A South African delegation has reached an agreement with the Lesotho government and political parties to implement a “dignified retirement” for Prime Minister Thomas Thabane, signalling stepped up efforts to end a political crisis.

Thabane has been under pressure to resign due to a murder case in which he and his current wife Maesiah are suspected of being involved in the assassination of his former wife Lipolelo Thabane, charges which both have denied.

The video below outlines details of Lipolelo’s life as news of her murder broke:

Former SA minister Jeff Radebe, who led the delegation, says “the timeline is immediate,” for Thabane to vacate office.

“The coalition government of the Kingdom of Lesotho commits to effecting the implementation process or modalities for the dignified, graceful and secure retirement of the right honourable prime minister,” a joint statement said.

South African diplomats arrived in Lesotho over the weekend to try to calm tensions.

This came a day after Thabane sent soldiers and armoured vehicles onto the streets of Maseru to restore order against what he said were “rogue national elements”.

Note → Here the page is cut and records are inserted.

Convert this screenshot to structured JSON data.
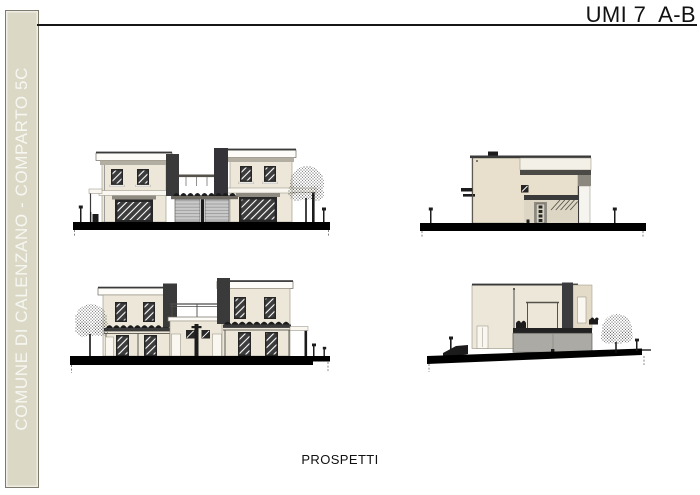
{
  "header": {
    "title": "UMI 7  A-B"
  },
  "sidebar": {
    "label": "COMUNE DI CALENZANO - COMPARTO 5C"
  },
  "footer": {
    "caption": "PROSPETTI"
  },
  "drawings": [
    {
      "id": "elevation-front",
      "position": "top-left"
    },
    {
      "id": "elevation-side-a",
      "position": "top-right"
    },
    {
      "id": "elevation-rear",
      "position": "bottom-left"
    },
    {
      "id": "elevation-side-b",
      "position": "bottom-right"
    }
  ],
  "colors": {
    "sidebar_fill": "#DBD8C6",
    "wall_cream": "#ECE7D9",
    "wall_tan": "#E8E0CD",
    "dark_accent": "#3A3A3A",
    "roof_band": "#B2AEA1",
    "door_gray": "#C9C9C9",
    "lower_volume_gray": "#ABAAA4",
    "ground": "#000000",
    "text": "#111111"
  }
}
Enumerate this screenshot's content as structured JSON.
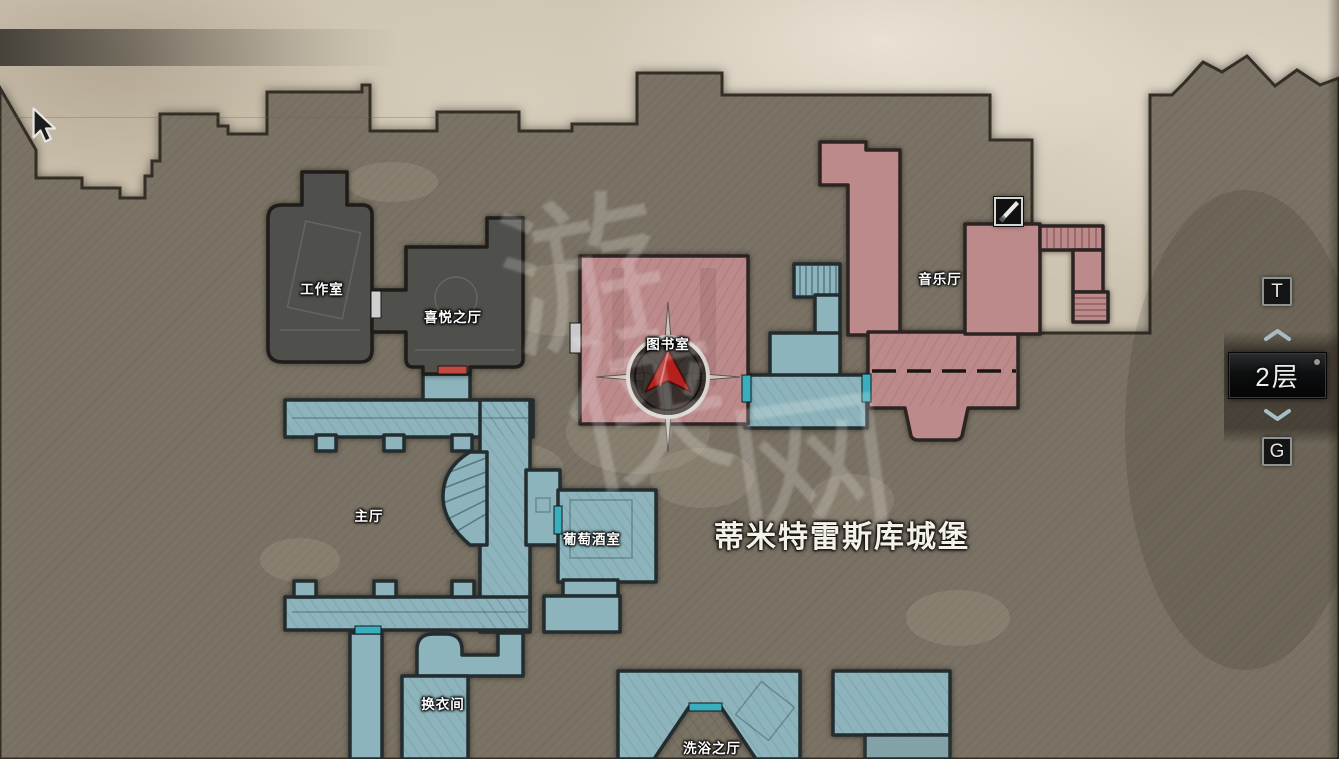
{
  "map": {
    "title": "蒂米特雷斯库城堡",
    "rooms": [
      {
        "label": "工作室",
        "state": "inactive"
      },
      {
        "label": "喜悦之厅",
        "state": "inactive"
      },
      {
        "label": "图书室",
        "state": "unexplored"
      },
      {
        "label": "音乐厅",
        "state": "unexplored"
      },
      {
        "label": "主厅",
        "state": "explored"
      },
      {
        "label": "葡萄酒室",
        "state": "explored"
      },
      {
        "label": "换衣间",
        "state": "explored"
      },
      {
        "label": "洗浴之厅",
        "state": "explored"
      }
    ],
    "markers": {
      "item_icon": "dagger-icon",
      "player_marker": "compass-red-arrow"
    },
    "watermark": {
      "chars": [
        "游",
        "侠",
        "网"
      ]
    }
  },
  "floor_selector": {
    "up_key_hint": "T",
    "current_floor": "2层",
    "down_key_hint": "G",
    "up_icon": "chevron-up",
    "down_icon": "chevron-down"
  },
  "colors": {
    "explored_room": "#8db4bc",
    "unexplored_room": "#bc8a8b",
    "inactive_room": "#4f4f4c",
    "door_highlight": "#38aebe",
    "door_red": "#c04a42",
    "door_white": "#cfcfcf",
    "player_marker": "#b5201d",
    "terrain": "#7a7264",
    "parchment": "#cdc3b1"
  }
}
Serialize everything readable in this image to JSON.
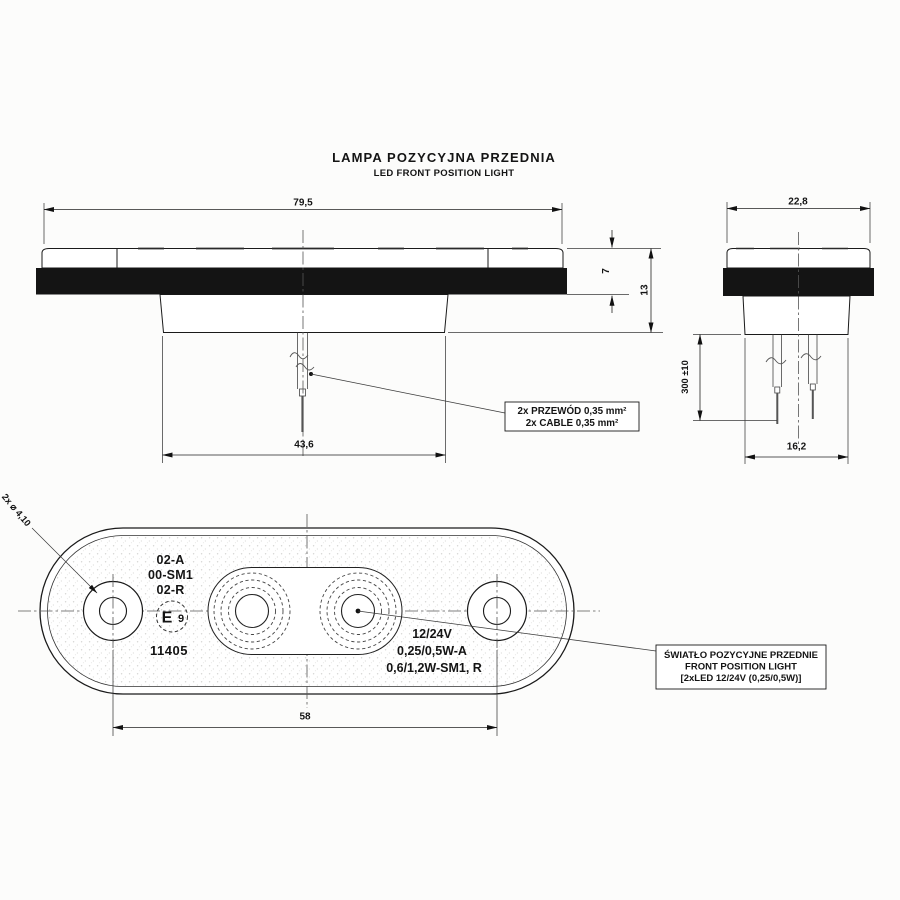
{
  "title": {
    "primary": "LAMPA POZYCYJNA PRZEDNIA",
    "secondary": "LED FRONT POSITION LIGHT"
  },
  "side_view": {
    "width": "79,5",
    "lens_height": "7",
    "total_height": "13",
    "base_width": "43,6"
  },
  "end_view": {
    "width": "22,8",
    "cable_length": "300 ±10",
    "base_width": "16,2"
  },
  "front_view": {
    "hole_note": "2x ⌀ 4,10",
    "hole_spacing": "58",
    "marking_line1": "02-A",
    "marking_line2": "00-SM1",
    "marking_line3": "02-R",
    "approval_letter": "E",
    "approval_number": "9",
    "part_number": "11405",
    "voltage": "12/24V",
    "power_line1": "0,25/0,5W-A",
    "power_line2": "0,6/1,2W-SM1, R"
  },
  "callouts": {
    "cable_line1": "2x PRZEWÓD 0,35 mm²",
    "cable_line2": "2x CABLE 0,35 mm²",
    "function_line1": "ŚWIATŁO POZYCYJNE PRZEDNIE",
    "function_line2": "FRONT POSITION LIGHT",
    "function_line3": "[2xLED 12/24V (0,25/0,5W)]"
  },
  "colors": {
    "line": "#1a1a1a",
    "body_band": "#141414",
    "background": "#fcfcfb"
  }
}
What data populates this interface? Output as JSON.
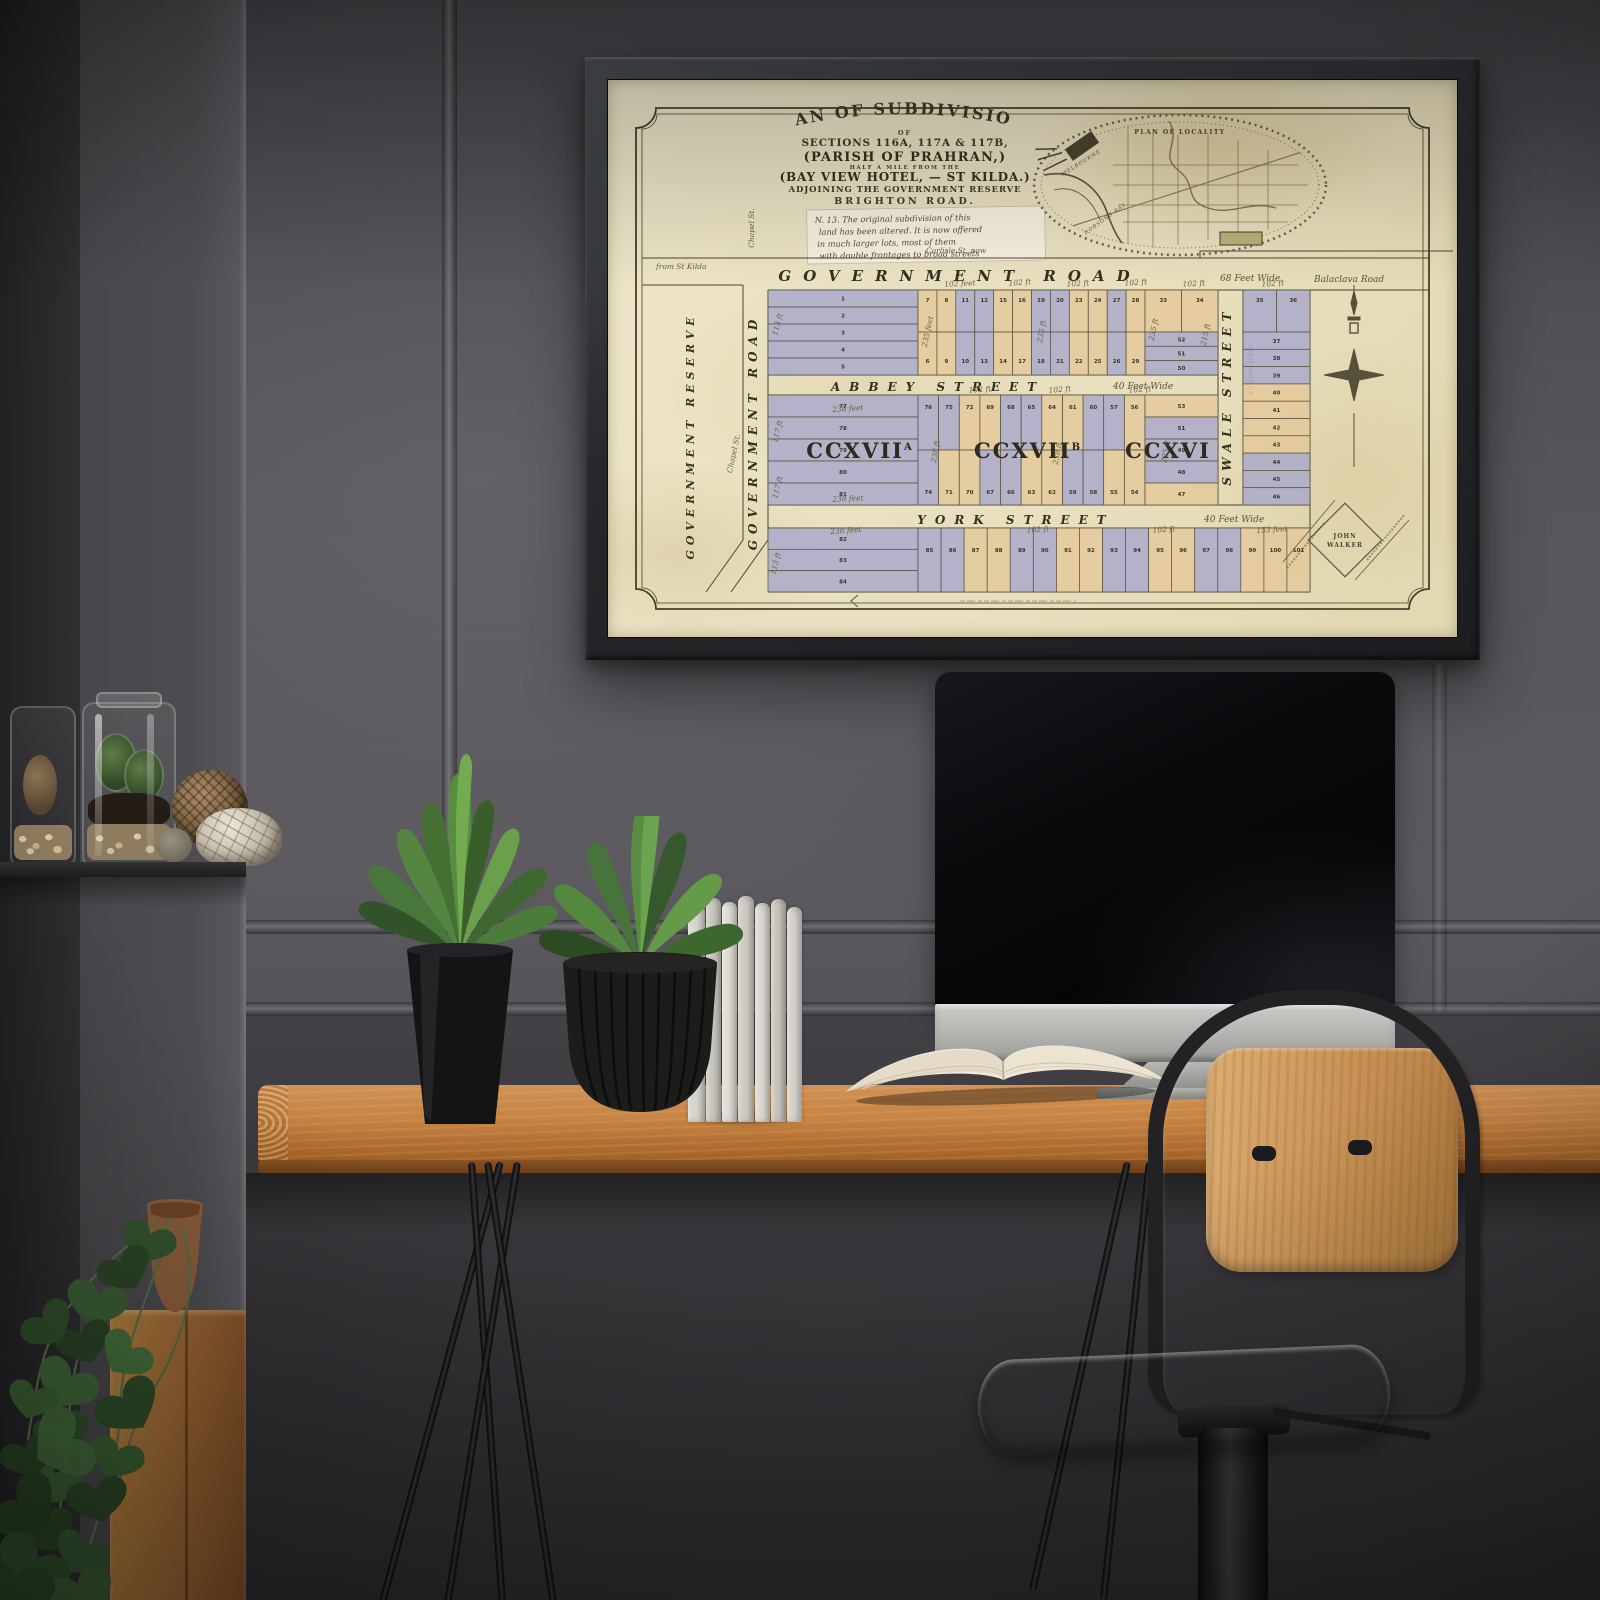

Murder charges stun citizens

Gunmen shot and killed Thabane’s previous wife, Lipolelo, 58, on June 14, 2017.

The video below outlines how Thabane failed to appear in court in February where he was meant to be formally charged:

The murder case has stunned citizens of Lesotho and plunged the country, which has experienced several coups since gaining independence from Britain in 1966, into political turmoil.

Though small and with a population of not much more than 2 million, Lesotho’s political upheavals often draw in its bigger neighbour, South Africa, for whom the kingdom’s mountains are an essential source of running water.

In 1998, at least 58 people and eight South African soldiers died and parts of Maseru were damaged in a political stand-off and subsequent fighting.